From the August 6 edition of HISTalk — Healthcare IT News and Opinion:

"Re: UHG. Was at the Healthcare Quality Conference yesterday in Boston. Got to talking to a United Health exec who informed me that they have signed an agreement with Google Health and have a pending agreement with HealthVault. This backs up UHG’s previous statement that member records would be made portable. Individual made mention that the Google Health relationship extends beyond just claims records transfer and includes a technology partnership regarding UHG’s OMX."

Commentary: Among health care incumbents, health plans are experiencing the greatest heartburn over the emerging Personal Health Information Network (PHIN).

On the one hand, existing health plan IT and business models have been proprietary and closed. Here’s how a typical health plan might state their POV:

“We’ve spent multi-million dollars building OUR information systems. We see these IT systems as part of our competitive advantage. Share our data? Are you crazy? We have a fiduciary obligation to the patient NOT to share data. If we violate HIPAA by sharing data inappropriately, we risk spending time in jail. Besides, it’s OUR data, not the patient’s data.”
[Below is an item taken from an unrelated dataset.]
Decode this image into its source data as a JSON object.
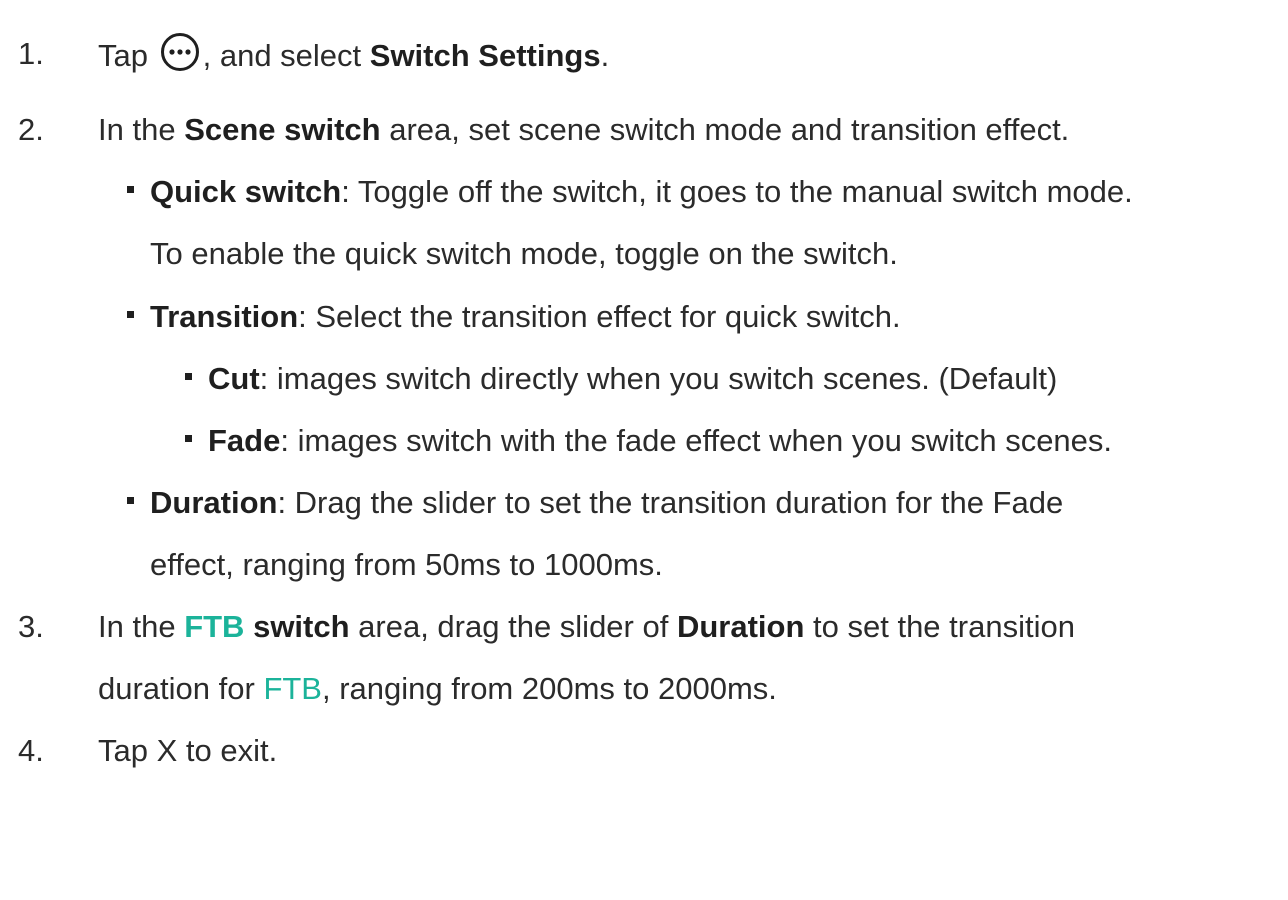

On the other hand, health plan business models of the past aren’t working :

  • Health plan stocks are down dramatically in 2008 — “gotta do something different”.
  • They are recognizing that proprietary IT and business models around data are limiting. Improving quality and coordinating care are team sports — you have to share data and play nicely with the other kids in the sandbox (doctors, hospitals, DM companies, other health plans).
  • The benefits of implementing IT in health care will accrue primarily to health plans. The Markle Foundation reported that 88% of estimated financial benefits — in the form of improving quality, avoiding unnecessary hospitalizations and procedures, reducing costs — accrue to health plans, not to health care providers.

The heartburn creeps in when you recognize that the old way of thinking won’t work for the future.

Aetna seems to have been the first major health plan to have gotten past their heartburn and acted on the need to change. For example, Aetna is the only individual health plan to have endorsed Markle’s Common Framework for Networked Personal Health Information .

Will UnitedHealth be #2? Let’s hope so.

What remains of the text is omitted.